Saturday 3rd January saw the Essex and Suffolk Fox hunt chasing at least six foxes in one day around Semer, near Hadleigh in Suffolk. Most of them escaped with the help of saboteurs, but late in the day one went to ground, and saboteurs duly sat on the hole to prevent what they saw as an illegal dig out. The digging out and shooting of foxes is permitted under the Hunting Act 2004 only under certain conditions. The police appeared happy that the fox would be killed to protect birds, despite them being in the middle of a field with no evidence of any nearby pheasants or other birds. Legal advice also suggests that the ‘Game Bird exemption’ should only apply while birds bred for shooting are confined prior to the beginning of the shooting season in October. The saboteurs were duly arrested and dig out allowed to go ahead.
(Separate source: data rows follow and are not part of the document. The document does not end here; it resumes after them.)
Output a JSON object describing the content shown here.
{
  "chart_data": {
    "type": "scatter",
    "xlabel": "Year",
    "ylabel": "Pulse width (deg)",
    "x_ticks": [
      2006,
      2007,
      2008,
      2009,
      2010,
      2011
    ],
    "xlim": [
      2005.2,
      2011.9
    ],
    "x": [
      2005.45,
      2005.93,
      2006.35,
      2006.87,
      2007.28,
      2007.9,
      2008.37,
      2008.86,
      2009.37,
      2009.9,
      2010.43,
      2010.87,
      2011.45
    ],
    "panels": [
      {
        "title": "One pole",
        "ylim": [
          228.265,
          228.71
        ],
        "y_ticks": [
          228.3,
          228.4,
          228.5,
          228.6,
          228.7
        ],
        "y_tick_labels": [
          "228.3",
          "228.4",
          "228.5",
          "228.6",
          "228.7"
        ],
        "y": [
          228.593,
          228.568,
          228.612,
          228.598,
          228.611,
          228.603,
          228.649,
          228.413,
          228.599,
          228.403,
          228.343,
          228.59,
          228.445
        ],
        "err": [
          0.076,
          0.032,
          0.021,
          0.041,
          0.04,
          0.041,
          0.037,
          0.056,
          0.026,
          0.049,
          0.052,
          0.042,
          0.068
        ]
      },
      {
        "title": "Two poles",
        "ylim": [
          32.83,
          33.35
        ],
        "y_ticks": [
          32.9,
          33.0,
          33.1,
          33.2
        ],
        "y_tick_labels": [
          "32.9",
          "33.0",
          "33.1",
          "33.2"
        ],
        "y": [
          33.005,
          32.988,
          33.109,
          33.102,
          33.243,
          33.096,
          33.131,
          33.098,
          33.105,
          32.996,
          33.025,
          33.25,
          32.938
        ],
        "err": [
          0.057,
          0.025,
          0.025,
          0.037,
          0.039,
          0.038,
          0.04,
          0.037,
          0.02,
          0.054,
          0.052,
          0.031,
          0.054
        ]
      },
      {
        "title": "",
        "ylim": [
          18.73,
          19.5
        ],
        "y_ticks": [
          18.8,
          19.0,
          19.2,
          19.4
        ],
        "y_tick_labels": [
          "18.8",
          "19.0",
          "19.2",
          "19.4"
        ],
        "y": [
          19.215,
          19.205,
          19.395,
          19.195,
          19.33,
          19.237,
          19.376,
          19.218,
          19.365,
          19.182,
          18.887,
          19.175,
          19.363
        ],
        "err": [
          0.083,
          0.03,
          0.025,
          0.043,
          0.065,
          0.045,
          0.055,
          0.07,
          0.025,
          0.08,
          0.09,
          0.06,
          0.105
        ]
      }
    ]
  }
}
Lee Moon, spokesperson for the Hunt Saboteurs Association said: “Usual service appears to have commenced in the countryside. Boxing Day is just a big PR exercise for the hunts and the Countryside Alliance, and when media attention is turned elsewhere they get back to what they like to do best – torturing and killing wildlife with blatant disregard for the law of the land. The police have little interest in the Hunting Act, as convictions are so hard to achieve, so the only ones there to help the protected fox survive are hunt saboteurs and monitors, who have to run the gauntlet of violence from the hunts themselves, along with their supporters.
“The law needs strengthening, with the loopholes removed, and a recklessness clause added, so that what parliament intended becomes a reality. At the moment there appears t be no law and order in the countryside.
“Hunt saboteurs are still working hard to protect animals from hunters, and at the moment we are all that is standing between life and a horrible death for creatures apparently protected by the law.”
The HSA was set up in 1963 and has over 40 years experience of getting between the hunters and their quarry.